At some point the mouse found its way in.
This is not your typical mouse that comes out at night, hides in dark places, sneaks around and avoids humans. Oh, no. This mouse was RUTHLESS. He was living somewhere in our kitchen, and would come running at me while I was making dinner or doing the dishes. Then, every night around 9:00, he would just run amuck in our kitchen - dodging all NINE traps we had set for him.
I was terrified to go in my kitchen, and from time to time he would even come running into the family room when I was watching TV.
About three days ago I hit a breaking point. I was doing my dishes and cooking while standing on a stool (that'll really hurt your back), I was spending hours sitting on my kitchen table just WAITING for him to come out - only to have him come out minutes after I had given up, I even set up a video camera so I could figure out where this mouse was coming from, and how he was getting around all of the traps in our home. Yes, pathetic, but it had become an obsession. I wanted this mouse DEAD. I actually wanted it alive, so I could watch it die while feeding it to our neighbor's hawk. Pathetic AND cold hearted....I know.
Last night all of the mouse drama came to a head. I headed back to my bedroom to get my video camera and wait for the mouse, but when I came back he was already out. I watched him dart under the refrigerator - so I called Rob in for backup.
We decided that we needed to scare him into one of the sticky floor traps by getting him out from under the fridge. It worked. Rob stuck a fly swatter under one side of the fridge and the mouse came flying out in the right direction. It saw the trap, tried to stop, but was already going so fast on the tile that he basically slid into the trap. I was SO EXCITED....for about a second. Then the mouse was squeaking and crying and totally stuck.
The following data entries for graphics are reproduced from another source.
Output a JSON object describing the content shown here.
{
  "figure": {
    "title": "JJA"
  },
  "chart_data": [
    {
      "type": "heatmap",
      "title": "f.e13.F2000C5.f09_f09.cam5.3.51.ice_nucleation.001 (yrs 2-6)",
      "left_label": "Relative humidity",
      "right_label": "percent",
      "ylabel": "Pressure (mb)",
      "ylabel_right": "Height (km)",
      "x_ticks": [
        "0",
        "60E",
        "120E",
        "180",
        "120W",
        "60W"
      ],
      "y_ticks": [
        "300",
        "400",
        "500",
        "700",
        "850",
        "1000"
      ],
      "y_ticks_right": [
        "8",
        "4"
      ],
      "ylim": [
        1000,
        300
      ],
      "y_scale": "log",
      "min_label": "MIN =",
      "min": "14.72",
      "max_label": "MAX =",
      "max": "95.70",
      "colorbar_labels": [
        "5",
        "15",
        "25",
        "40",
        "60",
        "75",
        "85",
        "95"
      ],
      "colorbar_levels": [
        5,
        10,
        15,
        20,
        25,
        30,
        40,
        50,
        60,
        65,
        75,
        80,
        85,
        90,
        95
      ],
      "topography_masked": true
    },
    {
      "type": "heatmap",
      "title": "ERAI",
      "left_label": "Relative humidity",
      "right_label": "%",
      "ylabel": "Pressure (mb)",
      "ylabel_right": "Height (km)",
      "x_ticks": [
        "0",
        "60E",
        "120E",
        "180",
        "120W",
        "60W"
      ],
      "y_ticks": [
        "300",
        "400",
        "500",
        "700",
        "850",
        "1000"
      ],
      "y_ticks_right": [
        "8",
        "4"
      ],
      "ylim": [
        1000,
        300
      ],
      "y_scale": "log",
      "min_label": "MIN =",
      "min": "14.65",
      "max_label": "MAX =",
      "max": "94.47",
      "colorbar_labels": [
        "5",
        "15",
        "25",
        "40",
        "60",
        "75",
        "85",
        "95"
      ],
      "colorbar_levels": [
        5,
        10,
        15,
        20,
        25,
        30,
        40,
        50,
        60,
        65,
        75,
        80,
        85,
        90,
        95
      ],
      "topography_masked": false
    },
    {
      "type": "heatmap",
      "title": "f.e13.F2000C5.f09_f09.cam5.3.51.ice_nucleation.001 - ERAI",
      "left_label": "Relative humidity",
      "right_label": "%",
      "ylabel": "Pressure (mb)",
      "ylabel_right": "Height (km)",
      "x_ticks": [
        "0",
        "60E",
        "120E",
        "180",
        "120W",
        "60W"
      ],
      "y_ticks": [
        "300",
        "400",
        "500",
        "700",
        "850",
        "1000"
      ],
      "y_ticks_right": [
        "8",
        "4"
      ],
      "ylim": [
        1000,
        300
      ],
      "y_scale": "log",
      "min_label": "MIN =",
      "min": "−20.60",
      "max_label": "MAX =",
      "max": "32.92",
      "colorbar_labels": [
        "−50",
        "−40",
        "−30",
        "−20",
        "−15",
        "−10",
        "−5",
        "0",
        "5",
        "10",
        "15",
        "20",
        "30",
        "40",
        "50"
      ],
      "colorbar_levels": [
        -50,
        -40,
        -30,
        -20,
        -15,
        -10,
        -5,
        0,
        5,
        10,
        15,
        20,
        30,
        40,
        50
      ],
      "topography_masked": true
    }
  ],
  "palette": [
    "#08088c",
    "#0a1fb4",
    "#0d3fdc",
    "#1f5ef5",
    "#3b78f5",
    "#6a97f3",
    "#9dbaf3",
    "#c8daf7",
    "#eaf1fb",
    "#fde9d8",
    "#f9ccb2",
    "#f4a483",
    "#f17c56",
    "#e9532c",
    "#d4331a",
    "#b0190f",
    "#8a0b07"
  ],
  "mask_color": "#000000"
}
Suddenly my worst enemy looked like this in my mind:
This cold-hearted snake was broken hearted at the thought of anything happening to Gus Gus. All I needed to do was give him little booties, a hat, and a too-small shirt, and he would probably be my new best friend.
(Right now my mom is thinking, "Told you so!")
We knew we couldn't just release the mouse without finding him right back inside tomorrow, so we did what had to be done. SO SAD.
Well, apparently we slaughtered the world's purest mouse because today the universe has completely turned on us - seeking to destroy our lives the way we destroyed his. Rob called this morning letting me know that his car (which we have been expecting to finally die) died on his way to work. Great. But that wasn't enough. The universe also decided to kill my car while it was at it. Two cars destroyed in one day. All thanks to you, Gus Gus. Why on earth did you have to be so darn cute once we caught you?!